What is your favorite takeout meal and how would you recommend it to a customer? 

I love ordering soup for takeout, especially if the restaurant has bread bowls or a really good chili. If bread bowls are not an option, I like to recommend a side of garlic bread or something to dip in the soup. 

This also travels really well. I love to recommend a bowl of house-made chili or beef stew, a side order of bread, perhaps an appetizer to go with it like an entree-sized salad, with dressing on the side. These things are just as good when taken home, and are incredibly filling and delicious. Also dessert cheesecake or other heartier desserts travel well so I recommend those if they have room for dessert or have a sweet tooth like I do.

Tell me a little bit about how you handle working when the restaurant is busy and keeping the hostess stand space tidy. 
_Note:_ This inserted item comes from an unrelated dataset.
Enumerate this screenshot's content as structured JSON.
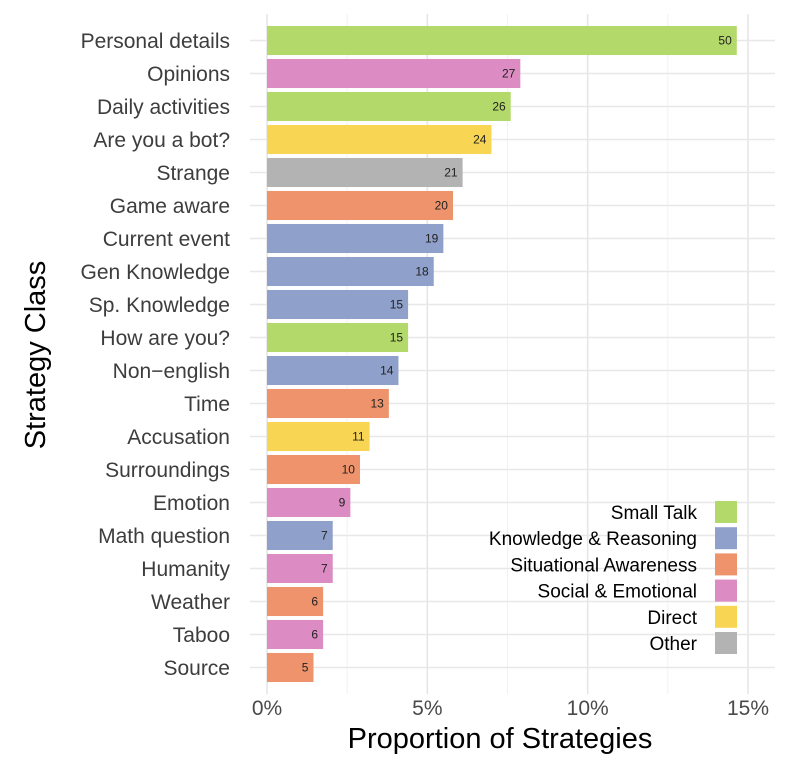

Between takeout orders, answering the phone, seating charts, and the list of specials as well as the takeout menu for reference, the hostess stand can get messy fast. 

There are a couple ways to keep things neat. First, I have a designated pouch for pens so they aren’t rolling everywhere when I am trying to take a takeout order. Second, I keep a paper takeout menu underneath the stack of dine-in menus. This way I have if I need it but it’s not constantly out. 

I also make sure to wipe down the hostess stand often so it doesn’t get dusty or sticky or messy. Lastly, if I am doing a task like silverware rollups, I try to do it near the hostess stand but not at the stand, so I have a designated workspace for side work.

Why are you passionate about working at a restaurant? 

I am very social and I like being able to help people have a nice time and de-stress when they aren’t working. 

Most of us are working most of the time, and going out to eat is such a treat and it should feel like one. I like to be friendly and warm and help set off a nice meal for the customers, get to know them, and help foster a memorable experience.

What are your long-term career goals and how does working as a server help you achieve them? 

I am not sure what I want to do yet long-term but I want to learn as much as possible about the hospitality industry. 

I know that whatever I end up doing will involve working with people and involve customer service of some kind so I like having this practice. I am also interested in the business aspect of restaurants, and so this is a great chance to learn and sharpen a skill while learning more about the business side of restaurants as well.

Final Thoughts

While hiring new staff always takes time and energy, make sure to remember that in the long-run who you hire will represent your business to your customers. 

If you make the effort to hire the right candidates, who are a good fit for the position, you will retain wonderful staff who like their jobs, and have to do less hiring. 

It’s more up-front work but the payoff is a win-win for everyone.